In my case, repair didn't seem to be worthwhile, given the cost of second hand 5770 video graphics cards. New 5770 cards don't exist, so that removed solution C, and solution D would be good for when I need to upgrade to the Mohave version of macOS, but I'm still waiting for Ableton Live to be 'officially compatible'... This left solution B, and it looked like my best option was to gradually move forwards and wait until things forced me to Mohave. So I found a specialist 'Mac video graphics card supplier' that sold 5770s and did the usual on-line checking: they had more than 10 in stock, and there were plenty of FAQs and Installation information on their web-site. It also turned out that this supplier was a good potential source for solution D in the future, because I am sure that I will eventually need to go to Mohave (and beyond), and the Radeon RX 580 looks like a good contender, if a little pricey - and there were quite a lot of 'consequences' to consider s well.
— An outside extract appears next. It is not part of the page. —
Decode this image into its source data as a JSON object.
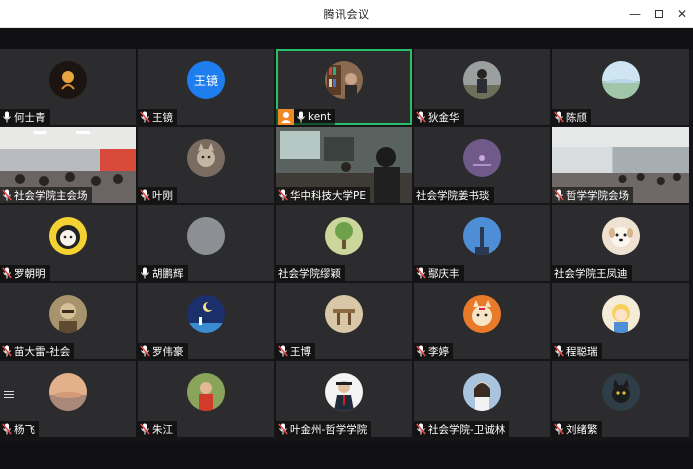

I'm not going to distract you with some of the interesting 'consequences' aspects of changing video graphics cards, because they are so dependent on your hardware and operating system, but I would stress that filling in a escalation table in detail can be very useful when making a decision and planning your route forwards. In my case, the video card failing left me stuck in a very old OS, and without a video card, then your computer is quite tricky to use. Installing drivers, for example, for a replacement card is not easy when you don't have a display!

Links


For new purchases, then I always go for AppleCare. It has dug me out of bad places so many times now that it is an essential purchase component for me.

For generic Mac stuff, then I have been using Mac Upgrades for many years. They are knowledgable and helpful. (The URL comes up as '2nd Chance PC Ltd ' in some browsers, so don't panic!)

For specialist (and used) video graphics cards, then Mac Store UK have access to customised cards from experts like MacVidCards.com, but remember that I'm not a video professional and have only bought one card from them.

As always, suss out your sources carefully before parting with money!